American industrials giant General Electric is being sued by HM Revenue & Customs over allegations it wrongly claimed tax relief amounting to $1bn (£770m).
HMRC has accused GE of wrongly claiming tax deductions from 2004 to 2015. The tax man has informed GE that it intends to disallow interest deductions to its financial services arm, GE Capital. Interest deductions reduce the amount of income subject to tax.
GE said in a statement on its website that it intends to fight the action.
"We comply with all applicable tax laws and judicial doctrines of the United Kingdom and believe that the entire benefit is more likely than not to be sustained on its technical merit. We believe that there are no other jurisdictions in which the outcome of unresolved issues or claims is likely to be material to our results of operations, financial position or cash flows. We further believe that we have made adequate provision for all income tax uncertainties."
A GE spokesperson added: “GE complies with all applicable tax laws and judicial doctrines of the UK, where we have operated for more than 100 years and where we employ around 16,000 people.”
An HMRC spokesperson said: “We do not comment on identifiable taxpayers.

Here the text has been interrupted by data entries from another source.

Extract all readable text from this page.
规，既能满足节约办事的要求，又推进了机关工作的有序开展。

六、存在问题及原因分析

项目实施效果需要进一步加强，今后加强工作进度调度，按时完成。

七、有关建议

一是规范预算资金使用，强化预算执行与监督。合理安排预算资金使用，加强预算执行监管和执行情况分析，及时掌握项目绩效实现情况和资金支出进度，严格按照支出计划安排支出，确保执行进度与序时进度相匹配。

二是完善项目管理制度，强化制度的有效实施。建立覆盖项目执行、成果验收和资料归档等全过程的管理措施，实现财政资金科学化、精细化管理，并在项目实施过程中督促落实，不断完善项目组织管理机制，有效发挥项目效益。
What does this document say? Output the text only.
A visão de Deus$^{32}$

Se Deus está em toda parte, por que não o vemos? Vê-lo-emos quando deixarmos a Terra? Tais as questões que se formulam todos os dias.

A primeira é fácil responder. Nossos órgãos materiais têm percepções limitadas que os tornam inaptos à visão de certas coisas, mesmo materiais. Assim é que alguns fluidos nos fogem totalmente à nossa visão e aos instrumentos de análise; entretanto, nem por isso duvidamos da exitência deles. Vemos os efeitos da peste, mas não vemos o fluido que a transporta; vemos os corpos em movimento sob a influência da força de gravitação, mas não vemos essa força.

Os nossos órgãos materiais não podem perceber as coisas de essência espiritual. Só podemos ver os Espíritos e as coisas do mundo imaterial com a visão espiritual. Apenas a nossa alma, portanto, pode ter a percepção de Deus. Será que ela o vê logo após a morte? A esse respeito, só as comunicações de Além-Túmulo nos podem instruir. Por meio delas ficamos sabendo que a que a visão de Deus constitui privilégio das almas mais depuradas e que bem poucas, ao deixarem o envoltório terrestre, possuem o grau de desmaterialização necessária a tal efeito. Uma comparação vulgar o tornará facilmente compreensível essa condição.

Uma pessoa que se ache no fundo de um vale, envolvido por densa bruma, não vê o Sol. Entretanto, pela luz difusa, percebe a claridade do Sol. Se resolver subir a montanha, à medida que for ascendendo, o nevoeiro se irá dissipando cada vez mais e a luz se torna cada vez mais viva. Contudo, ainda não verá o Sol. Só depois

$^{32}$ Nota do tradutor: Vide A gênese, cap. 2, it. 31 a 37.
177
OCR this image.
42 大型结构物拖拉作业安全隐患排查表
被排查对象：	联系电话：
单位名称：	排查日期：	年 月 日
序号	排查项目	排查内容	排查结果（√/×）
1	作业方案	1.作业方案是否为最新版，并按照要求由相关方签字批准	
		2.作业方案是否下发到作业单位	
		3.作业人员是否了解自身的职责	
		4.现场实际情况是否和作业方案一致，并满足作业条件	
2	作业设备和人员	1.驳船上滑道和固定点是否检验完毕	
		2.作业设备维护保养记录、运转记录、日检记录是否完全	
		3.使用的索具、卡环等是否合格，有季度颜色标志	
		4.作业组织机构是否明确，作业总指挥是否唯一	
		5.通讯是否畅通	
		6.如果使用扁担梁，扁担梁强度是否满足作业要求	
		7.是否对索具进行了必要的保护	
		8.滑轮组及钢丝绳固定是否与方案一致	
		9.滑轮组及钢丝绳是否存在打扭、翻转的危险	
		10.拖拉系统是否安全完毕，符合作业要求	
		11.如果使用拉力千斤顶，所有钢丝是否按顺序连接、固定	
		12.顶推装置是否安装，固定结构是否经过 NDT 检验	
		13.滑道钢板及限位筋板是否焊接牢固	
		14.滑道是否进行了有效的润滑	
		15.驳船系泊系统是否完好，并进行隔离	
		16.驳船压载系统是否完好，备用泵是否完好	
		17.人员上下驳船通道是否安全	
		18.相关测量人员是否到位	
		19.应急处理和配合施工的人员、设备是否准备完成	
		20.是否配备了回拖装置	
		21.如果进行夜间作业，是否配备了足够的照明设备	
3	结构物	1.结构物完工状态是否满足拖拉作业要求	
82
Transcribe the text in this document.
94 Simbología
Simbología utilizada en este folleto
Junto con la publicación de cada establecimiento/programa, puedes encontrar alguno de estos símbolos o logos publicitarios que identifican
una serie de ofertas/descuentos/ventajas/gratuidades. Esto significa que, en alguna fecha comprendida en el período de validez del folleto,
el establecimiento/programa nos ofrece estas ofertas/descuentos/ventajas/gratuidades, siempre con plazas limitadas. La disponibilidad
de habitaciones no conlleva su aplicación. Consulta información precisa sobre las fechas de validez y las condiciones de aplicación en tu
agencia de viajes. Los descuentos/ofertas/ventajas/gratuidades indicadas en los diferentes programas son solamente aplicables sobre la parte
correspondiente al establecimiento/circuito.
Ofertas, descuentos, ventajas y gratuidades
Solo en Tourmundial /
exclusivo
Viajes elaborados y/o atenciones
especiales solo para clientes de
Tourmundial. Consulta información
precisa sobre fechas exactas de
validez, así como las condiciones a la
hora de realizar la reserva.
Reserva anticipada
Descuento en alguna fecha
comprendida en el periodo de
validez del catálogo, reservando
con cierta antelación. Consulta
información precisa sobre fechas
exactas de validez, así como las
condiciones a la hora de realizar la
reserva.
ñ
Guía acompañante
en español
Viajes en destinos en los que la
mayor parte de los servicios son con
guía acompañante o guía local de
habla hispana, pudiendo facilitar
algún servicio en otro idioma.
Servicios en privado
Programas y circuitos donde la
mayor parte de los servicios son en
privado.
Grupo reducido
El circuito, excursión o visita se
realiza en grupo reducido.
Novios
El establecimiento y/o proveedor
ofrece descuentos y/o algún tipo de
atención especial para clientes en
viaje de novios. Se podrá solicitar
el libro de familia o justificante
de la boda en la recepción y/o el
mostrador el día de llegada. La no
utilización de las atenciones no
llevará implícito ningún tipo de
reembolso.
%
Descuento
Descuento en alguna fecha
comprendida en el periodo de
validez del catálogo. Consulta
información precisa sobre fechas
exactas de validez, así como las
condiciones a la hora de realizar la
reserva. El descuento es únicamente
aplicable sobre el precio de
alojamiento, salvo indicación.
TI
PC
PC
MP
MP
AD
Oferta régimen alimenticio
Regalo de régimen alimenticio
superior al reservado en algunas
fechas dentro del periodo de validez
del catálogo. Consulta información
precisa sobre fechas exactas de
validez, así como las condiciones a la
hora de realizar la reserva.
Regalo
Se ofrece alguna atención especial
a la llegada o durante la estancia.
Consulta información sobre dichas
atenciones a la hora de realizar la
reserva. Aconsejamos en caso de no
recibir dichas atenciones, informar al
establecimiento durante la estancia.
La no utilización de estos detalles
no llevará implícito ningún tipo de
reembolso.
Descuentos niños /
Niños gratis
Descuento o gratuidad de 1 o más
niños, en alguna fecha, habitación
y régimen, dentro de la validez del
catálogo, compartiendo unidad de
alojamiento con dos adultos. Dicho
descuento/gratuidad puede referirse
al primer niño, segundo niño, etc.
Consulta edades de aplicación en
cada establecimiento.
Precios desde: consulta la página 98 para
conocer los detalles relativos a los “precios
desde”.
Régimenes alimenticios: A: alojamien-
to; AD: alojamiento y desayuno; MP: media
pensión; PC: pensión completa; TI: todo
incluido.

“We make sure that large businesses, just like everyone else, pay all the taxes due under UK law and we don’t settle for less.
“In 2017/18, HMRC secured over £9bn in additional tax revenue from the largest and most complex businesses. This is money that would otherwise have gone unpaid.”
HMRC has taken an increasingly hard line against tax evasion and avoidance. In the budget chancellor Philip Hammond announced that the tax body will be made the preferred creditor in insolvencies, meaning the government will end the practice of purchasing services through offshore countries and introduce a restriction on the small and medium sized enterprise research and development tax credits scheme.
The move is part of a package of measures designed to raise £2bn over the next five years.
Last month US payments giant Paypal paid out an additional €3.1m (£2.7m) in UK tax, after financial accounts showed the results of a review by HM Revenue & Customs (HMRC).
Paypal said in the filing HMRC had been "reviewing the company's direct tax position", in a process which is now complete.